Privacy-enhanced participatory sensing with collusion resistance and data aggregation

Participatory sensing enables new paradigms and markets for information collection based on the ubiquitous availability of smartphones, but also introduces privacy challenges for participating users and their data. In this work, we review existing security models for privacy-preserving participatory sensing and propose several improvements that are both of theoretical and practical significance. We first address an important drawback of prior work, namely the lack of consideration of collusion attacks that are highly relevant for such multi-user settings. We explain why existing security models are insufficient and why previous protocols become insecure in the presence of colluding parties. We remedy this problem by providing new security and privacy definitions that guarantee meaningful forms of collusion resistance. We propose new collusion-resistant participatory sensing protocols satisfying our definitions: a generic construction that uses anonymous identity-based encryption (IBE) and its practical instantiation based on the Boneh-Franklin IBE scheme.

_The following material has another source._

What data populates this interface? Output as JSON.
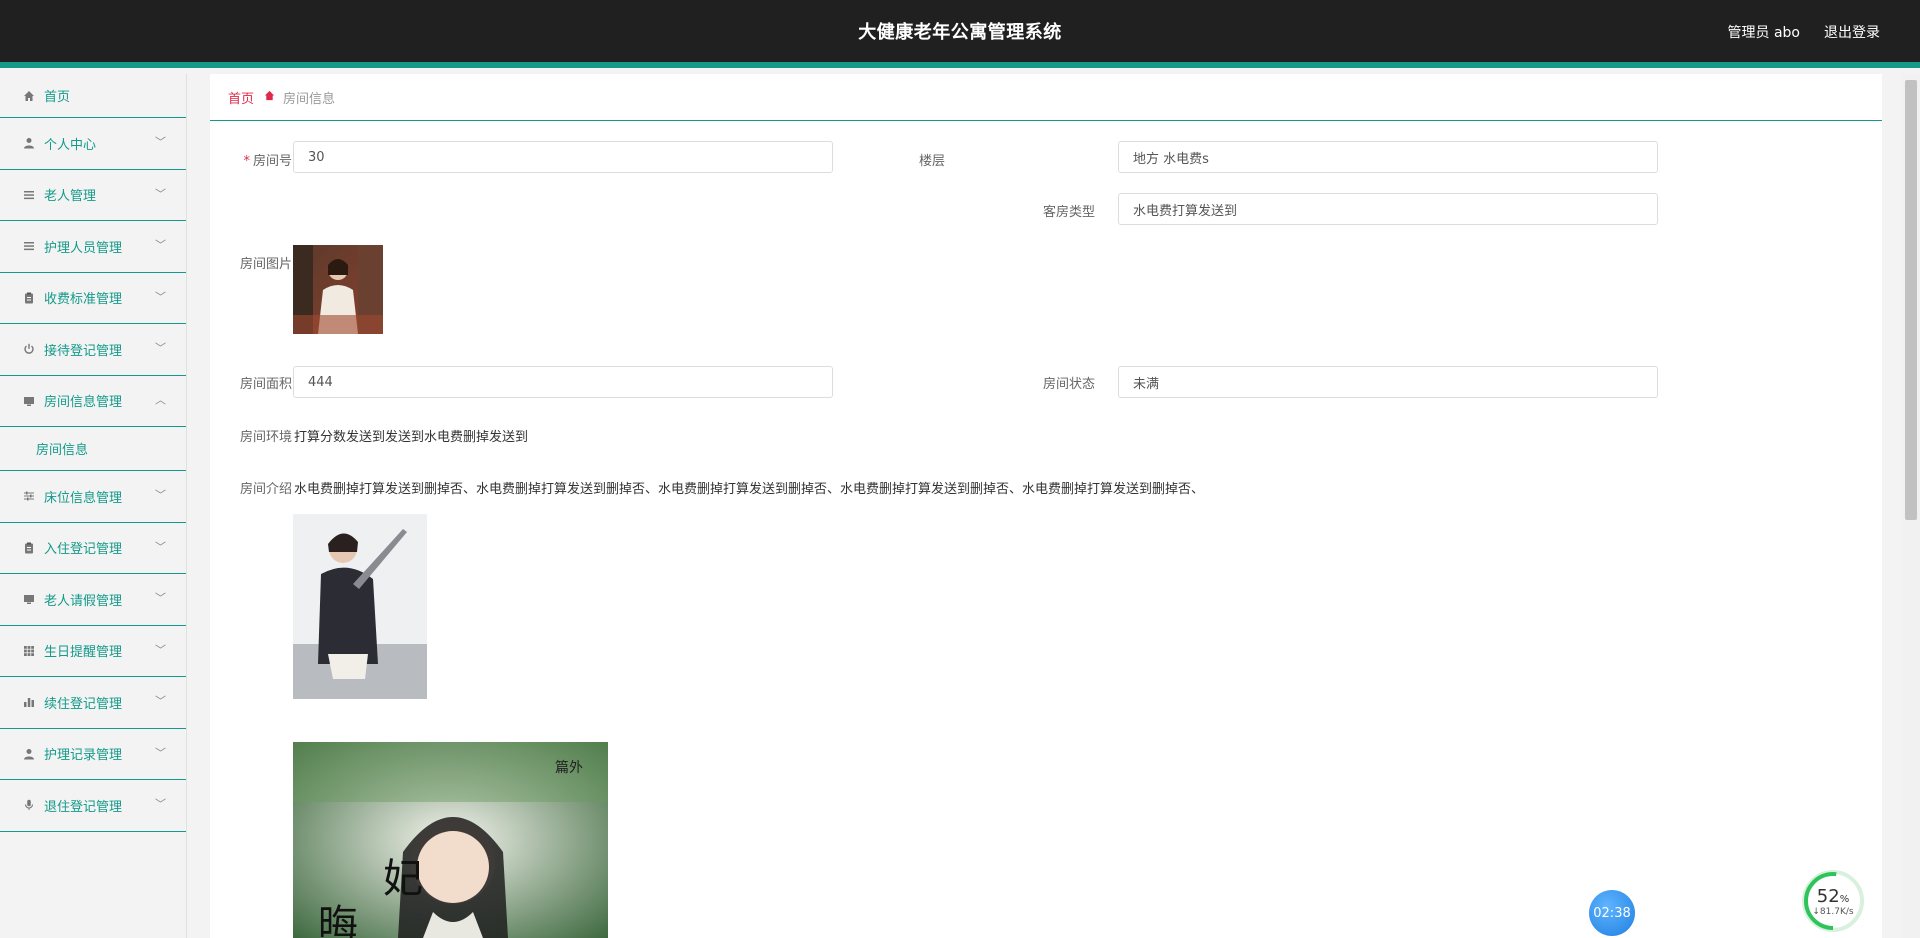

We then extend the functionality of participatory sensing by adding the ability to perform aggregation on the data submitted by the users, without sacrificing their privacy. We realize this through an additively-homomorphic IBE scheme which in turn is constructed by slightly modifying the Boneh-Franklin IBE scheme. From a practical point of view, the resulting scheme is suitable for calculations with small sensor readings/values such as temperature measurements, noise levels, or prices, which is sufficient for many applications of participatory sensing.